Nanojunction-mediated visible light photocatalytic enhancement in heterostructured ternary BiOCl/CdS/g-C3N4 nanocomposites

BiOCl/CdS/g-C3N4 heterostructure and related photcatalysts have been designed successfully by decorating the 2D organic graphitic carbon nitride (g-C3N4) and inorganic bismuth oxychloride (BiOCl) semiconductor nanosheets with cadmium sulphide (CdS) nanoparticles. We have employed solvothermal cum co-precipitation method to fabricate the photocatalysts. The morphologies, optical and electronic properties of the photocatalysts have been studied by spectroscopic and microscopic methods.
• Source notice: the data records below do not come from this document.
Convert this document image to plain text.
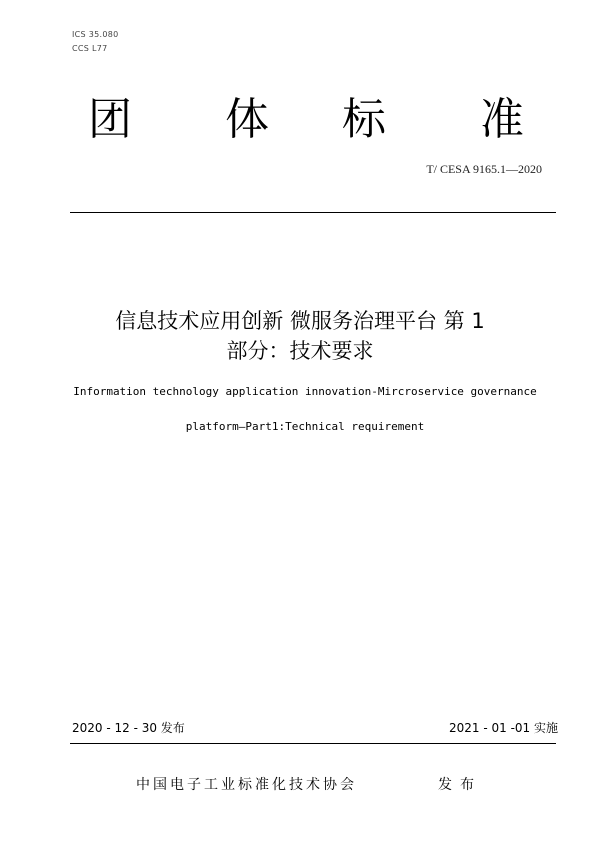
ICS 35.080
CCS L77
团 体 标 准
T/ CESA 9165.1—2020
信息技术应用创新 微服务治理平台 第 1
部分：技术要求
Information technology application innovation-Mircroservice governance
platform—Part1:Technical requirement
2020 - 12 - 30 发布	2021 - 01 -01 实施
中国电子工业标准化技术协会	发布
The BiOCl/CdS/g-C3N4 photcatalyst shows remarkably high visible-light-driven photocatalytic activity for the degradation of rhodamine B (RhB) with first order rate constant of 0.09 min(-1). The observed photodegradation activity is of the order, BiOCl/CdS/g-C3N4 > CdS/g-C3N4 > BiOCl/g-C3N4 > g-C3N4. Radical scavenging experiments show that superoxide radicals (O-center dot-(2)) and holes (h(+)) are more active species in the photodegradation of RhB than hydroxyl radicals ((OH)-O-center dot). This study reveals that morphology and synergic interactions of BiOCl and g-C3N4 nanosheets with CdS nanoparticles are crucial to separate the photogenerated electron-hole pairs and enhance the photocatalytic activity for RhB degradation.